The fifth section of this issue represents the scholarly disciplines of Law and Politics. The first article analyses the socio-political movement for the establishment of democracy in Nepal. The second article analyses the Industrial dispute act and its impact on the Industrial development in India.

The sixth section contains two general articles. The first article reflects the life of a great Sufi Saint Shah Kazim Qalander. The second article highlights the views of authors on various themes.

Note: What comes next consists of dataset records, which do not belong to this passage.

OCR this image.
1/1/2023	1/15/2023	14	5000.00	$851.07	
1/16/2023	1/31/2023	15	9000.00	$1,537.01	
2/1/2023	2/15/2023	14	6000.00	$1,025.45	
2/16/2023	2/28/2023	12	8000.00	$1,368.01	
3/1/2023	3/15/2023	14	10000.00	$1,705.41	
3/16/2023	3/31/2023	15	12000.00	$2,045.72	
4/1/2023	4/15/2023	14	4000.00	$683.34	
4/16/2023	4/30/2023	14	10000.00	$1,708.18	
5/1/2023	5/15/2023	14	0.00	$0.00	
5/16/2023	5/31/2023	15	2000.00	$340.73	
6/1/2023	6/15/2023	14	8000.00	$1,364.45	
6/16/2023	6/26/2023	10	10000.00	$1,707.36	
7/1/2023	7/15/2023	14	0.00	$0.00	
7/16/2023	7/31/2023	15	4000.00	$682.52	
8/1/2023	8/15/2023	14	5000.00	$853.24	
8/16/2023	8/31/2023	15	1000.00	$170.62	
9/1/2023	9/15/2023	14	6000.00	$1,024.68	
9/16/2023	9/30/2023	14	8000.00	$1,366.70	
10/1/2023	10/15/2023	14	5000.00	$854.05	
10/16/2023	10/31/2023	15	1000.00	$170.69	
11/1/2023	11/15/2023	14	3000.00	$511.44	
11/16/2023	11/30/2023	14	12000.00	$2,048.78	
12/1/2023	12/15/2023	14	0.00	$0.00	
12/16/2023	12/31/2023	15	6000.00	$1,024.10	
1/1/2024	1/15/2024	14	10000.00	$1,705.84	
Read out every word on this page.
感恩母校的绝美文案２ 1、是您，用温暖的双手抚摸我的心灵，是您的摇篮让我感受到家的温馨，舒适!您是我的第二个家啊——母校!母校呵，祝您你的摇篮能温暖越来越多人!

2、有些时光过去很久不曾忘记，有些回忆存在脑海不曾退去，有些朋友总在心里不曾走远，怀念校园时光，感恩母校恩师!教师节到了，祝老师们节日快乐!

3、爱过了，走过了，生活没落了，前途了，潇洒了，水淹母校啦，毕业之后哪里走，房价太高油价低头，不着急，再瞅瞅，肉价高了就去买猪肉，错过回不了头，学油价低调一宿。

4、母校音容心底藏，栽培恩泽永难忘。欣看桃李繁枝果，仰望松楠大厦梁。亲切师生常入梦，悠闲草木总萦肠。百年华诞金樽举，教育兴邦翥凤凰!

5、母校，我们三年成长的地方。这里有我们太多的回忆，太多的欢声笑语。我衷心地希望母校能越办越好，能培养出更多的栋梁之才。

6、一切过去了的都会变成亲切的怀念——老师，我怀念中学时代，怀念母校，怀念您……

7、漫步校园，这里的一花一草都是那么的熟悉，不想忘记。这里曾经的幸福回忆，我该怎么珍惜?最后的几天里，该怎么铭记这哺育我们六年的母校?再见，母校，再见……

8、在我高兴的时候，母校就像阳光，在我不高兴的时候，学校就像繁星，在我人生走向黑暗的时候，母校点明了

Highlights of this issue of Socrates

Safeguard the Cultural Heritage of Ladakh


Cultural and natural heritage is among the priceless and irreplaceable assets, not only of each nation, but of humanity as a whole. The loss, through deterioration or disappearance, of any of these most prized assets constitutes an impoverishment of heritage of all the people of the world. It tells us about the traditions, the beliefs and the achievements of a country and its people. Tourism is concentrated in the predominantly Buddhist settlements of the Indus Valley, of which the ancient capital and trading center of Leh. It is a land of rich culture, traditional knowledge and natural wonders. The strength of locals to tolerate the geographical and climatic extremities often leaves the visitors overcome with amazement. Visitors come to see a preindustrial culture, tour the Buddhist monasteries, and take in the dramatic mountain vistas. Over the years, Ladakh has gained popularity as a unique tourist destination. Mass tourism has acted as a powerful catalyst for change that is extremely challenging. Tourism has an enormous influence on the local economy, ecology and Society. The tourism economy is centered around Leh, and very little of the economic benefit of tourism accrues to the more than 90 percent of Ladakhis who live outside of this area. Within Leh the handful of Ladakhis who own large hotels benefit disproportionately. The openness and friendliness that Ladakhis have traditionally shown to visitors has been eroded by the commercialization of their culture and their understandable resentment toward the invading crowds. Theft, virtually unknown in traditional Ladakhi society, is now a common complaint among urban tourists and trekkers alike, and children now plague visitors for handouts. In the past few years, this unique culture has suffered great losses and indigenous communities, have included themselves in the fold of unchecked globalization, further damaging their cultural wealth. Tourism industry is crucial for Ladakh as a source of livelihood at the same time; it is posing a colossal threat to its cultural and environment legacy. No government or non-government organization can contribute to the conservation of the society without the participation of local communities.